Resimlerim kesinlikle doğa kaynaklıdır. Ama önce sanat için önce istem gerekiyor, resim yapma isteği olmalı. Sonra yapar işine bakar ressam kişi. Bu çalışma sırasında o kendi seyrettiği, önceden çizdiği eskizlerden yararlanarak, hatta onlar önünde durur da bazen. Bunu günlerce, aylarca yaşar, benimser sonra tuvale aktarır. Doğanın artık bakışı onun kopyası olmaktan çıkar, bir vesile ile ondaki kompozisyon, ondaki renk, ondaki çizgi, her şeyi ile ilginç bulduğu resimsel elamanı seçip yakalayıp resim yapmaya başlar.”

‘SADECE PENCEREDEN BAKMIYORUM’

Hasan Akın, sergideki bir eserini ise şöyle anlattı:

“Bu resimde gece pencereden bakıyorum, pencerenin çerçeveleri ile beraber yere aksetmiş ışık rengi var. Bu arada hayalimde kalan karanlıkta gördüğüm söğüt ağaçları, bu söğüt ağaçları belki aynı anda burada yoktu. Ama bunları birleştirir ressam. Yan yana getirir. Bu orada o esnada yoktu. O pencerede bunu seyrederken o yoktu, söğütler yoktu, pencerenin ışığı yoktu. Ayrı ayrı hayalleri birleştirdim, kompozisyonu ile harmonisi ile ritmi ile bütün resimsel elemanları topladım öne çıkan bazılarını seçtim, bazılarını geri attım.”

Gazi Eğitim Fakültesi’nden sonra kendi memleketi Aksaray’a resim öğretmeni olarak atanıyor.
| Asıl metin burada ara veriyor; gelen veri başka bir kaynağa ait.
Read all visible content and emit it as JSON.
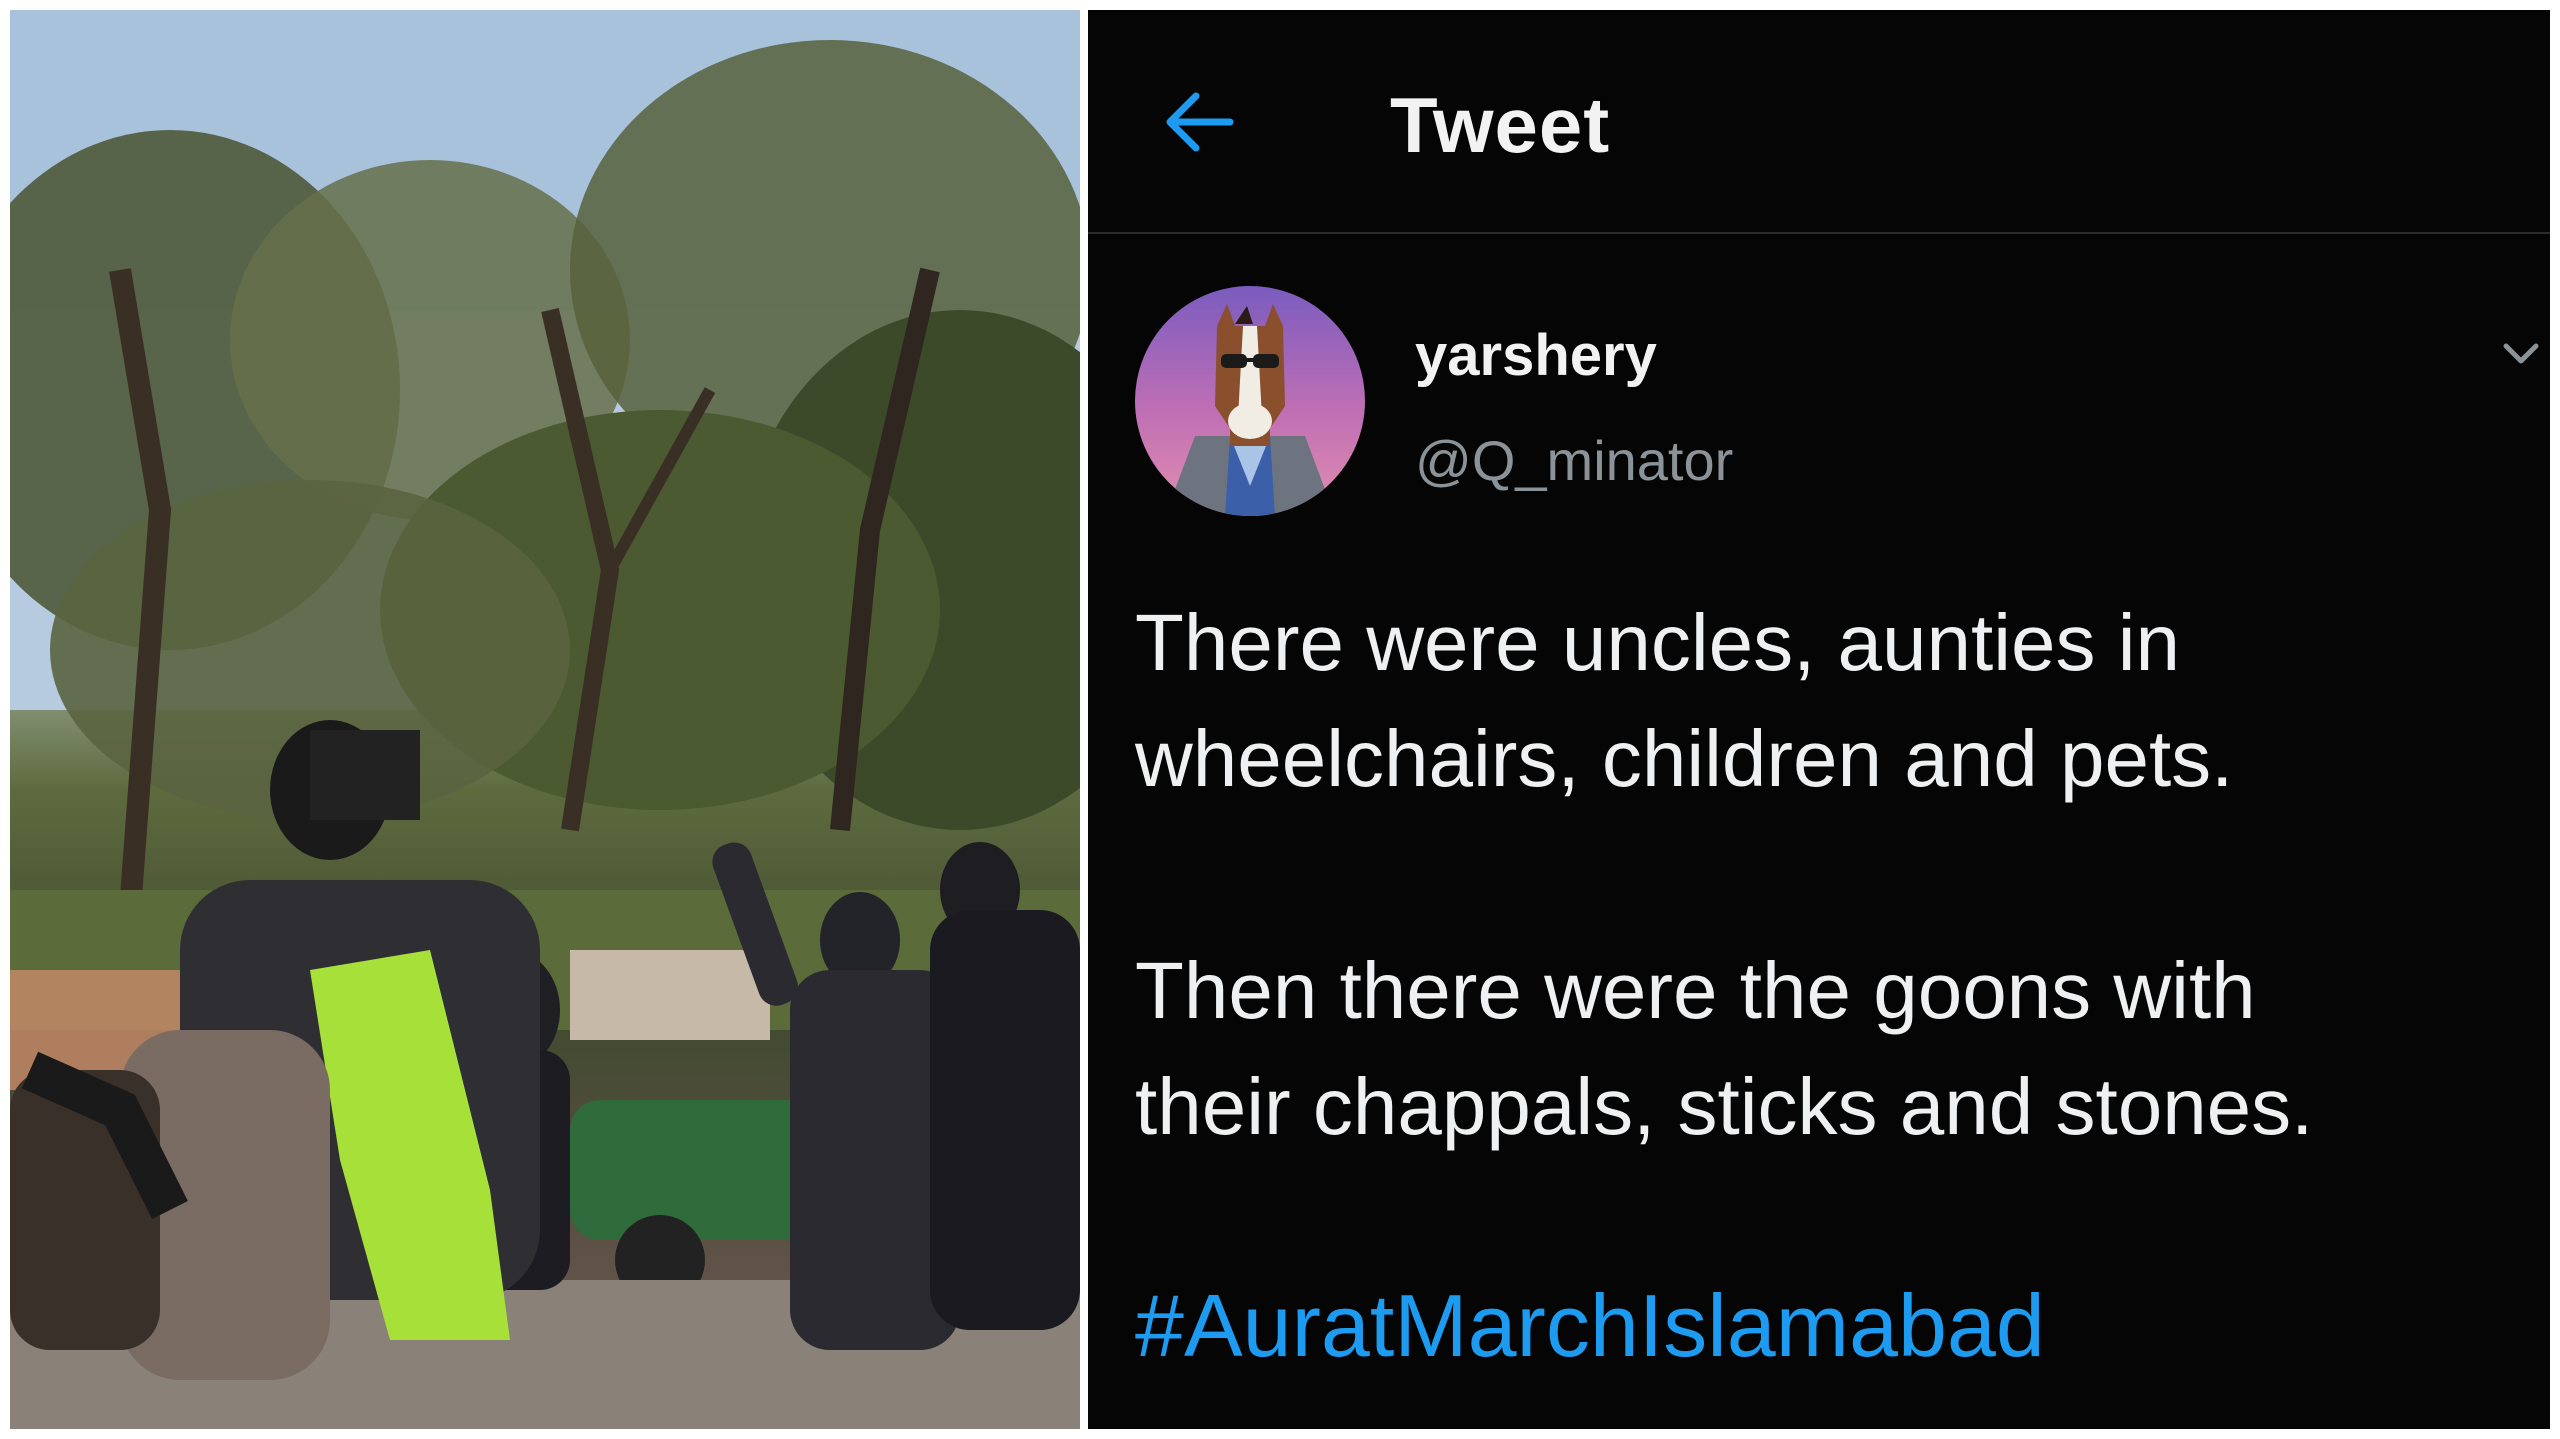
{
  "photo": {
    "description_icon": "protest-crowd-photo"
  },
  "header": {
    "title": "Tweet",
    "back_icon": "arrow-left-icon"
  },
  "author": {
    "display_name": "yarshery",
    "handle": "@Q_minator",
    "avatar_icon": "bojack-horse-avatar"
  },
  "tweet": {
    "line1": "There were uncles, aunties in",
    "line2": "wheelchairs, children and pets.",
    "line3": "Then there were the goons with",
    "line4": "their chappals, sticks and stones.",
    "hashtag": "#AuratMarchIslamabad"
  },
  "colors": {
    "background": "#050505",
    "accent": "#1d9bf0",
    "text": "#eef0f1",
    "muted": "#8b9399"
  }
}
Aksaray Lisesi’nde çalışıyor. Sonra Ankara’ya geldiğini anlatıyor. Dönemin ressamlarının müdavimi olduğu Zafer Çarşısı’nda bütün ressamlarla teması oluyor.

1977 yılında yeniden Gazi Eğitim Fakültesine geçiyor. O dönemden Hasan Pekmezci, Zahit Büyükişleyen, Veysel Güler, Osman Dinç, Remzi Savaş ile arkadaşlıkları bugüne kadar sürüyor.

ZAMAN SANATI DA SANATÇIYI DA ORTAYA ÇIKARIR

Emin Antik Sanatevi’nde renk cümbüşüne doyurucu bir yolculuk sunan Hasan Akın'ın sanatındaki derin anlamlara da dokunma fırsatı sağlayan sohbetinde bundan sonrasını kendisine bırakalım:

“Öğretmenliğimde de Gazi Eğitim Fakültesi’ne geldikten sonra 30 yıl orada çalıştım. Bu arada karma sergilerim, kişisel sergilerimi de sürdürdüm. Fakat herkesin bir kişiliği, bir yaşam biçimi var. Her halde arkadaşlarımın hep söylediğime göre beni tanımıyorlar Hasan Akın diye. ‘Kim bu’ diyorlar? Resimlerimi pek gösteremediğimden dolayı biraz geride kaldım. Ama ne gam. Gelecek bu resimlerimi mutlaka ortaya çıkaracak. Bir sahip çıkan olacak. Bunlar değerlendirilecek diye düşünüyorum. Bugünlere geldik. Emin Antik’te bu güzel salonda resimlerimi sergiledim.”